Despite an 32% boost in international revenue, losses persisted in its overseas ventures. Net income plummeted 27%.

Alibaba shares closed 2.4% in Hong Kong but were slightly higher in the New York session, as the Hangzhou-headquartered company increased its share buyback programme to counteract the market gloom.

The context: While Alibaba struggles with a shrinking domestic market share and increased operational costs, JD.com’s 2Q results, beat profit forecasts.

Meanwhile, official economic data from China released Thursday showed the economy is fighting to recover, with retail sales rising 2.7% in July compared to a year earlier. But fixed-asset investment growth moderated and property investment fell sharply.
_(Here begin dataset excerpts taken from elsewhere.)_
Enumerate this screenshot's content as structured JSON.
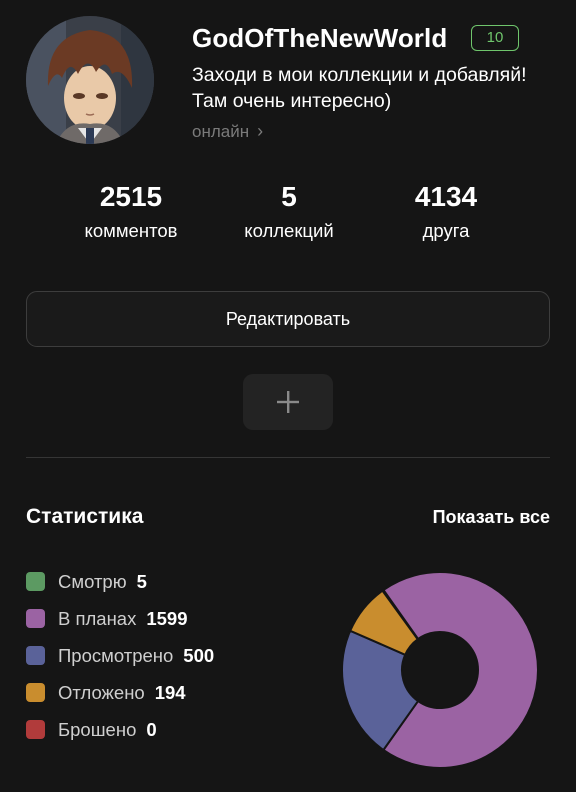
{
  "profile": {
    "username": "GodOfTheNewWorld",
    "level": "10",
    "bio": "Заходи в мои коллекции и добавляй! Там очень интересно)",
    "status": "онлайн"
  },
  "stats": [
    {
      "value": "2515",
      "label": "комментов"
    },
    {
      "value": "5",
      "label": "коллекций"
    },
    {
      "value": "4134",
      "label": "друга"
    }
  ],
  "actions": {
    "edit_label": "Редактировать",
    "add_icon": "plus-icon"
  },
  "statistics": {
    "title": "Статистика",
    "show_all": "Показать все"
  },
  "chart_data": {
    "type": "pie",
    "donut": true,
    "categories": [
      "Смотрю",
      "В планах",
      "Просмотрено",
      "Отложено",
      "Брошено"
    ],
    "values": [
      5,
      1599,
      500,
      194,
      0
    ],
    "colors": [
      "#5c9a62",
      "#9b63a3",
      "#5a6299",
      "#c98d2e",
      "#b13b3b"
    ]
  }
}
With the ongoing struggles in the property sector continuing, Wall Street economists have already downgraded their growth expectations for the world’s second-largest economy to below Beijing’s 5% target. JPMorgan expects China’s GDP to grow at only 4.7% this year, while Goldman Sachs anticipates 4.9% growth.

What they said: “Competition will remain a key issue for Alibaba,” Shawn Yang, an analyst at Arete Research told Bloomberg.

Commenting on the economic data, Bruce Pang, a China economist at Jones Lang LaSalle told The Wall Street Journal that “The effect of China’s pro-investment policies is fading, but that of pro-consumption policies is rising gradually.”

Pang plans to observe whether the recent uptick in retail sales growth can counteract the drop in investment growth in the coming months, he said.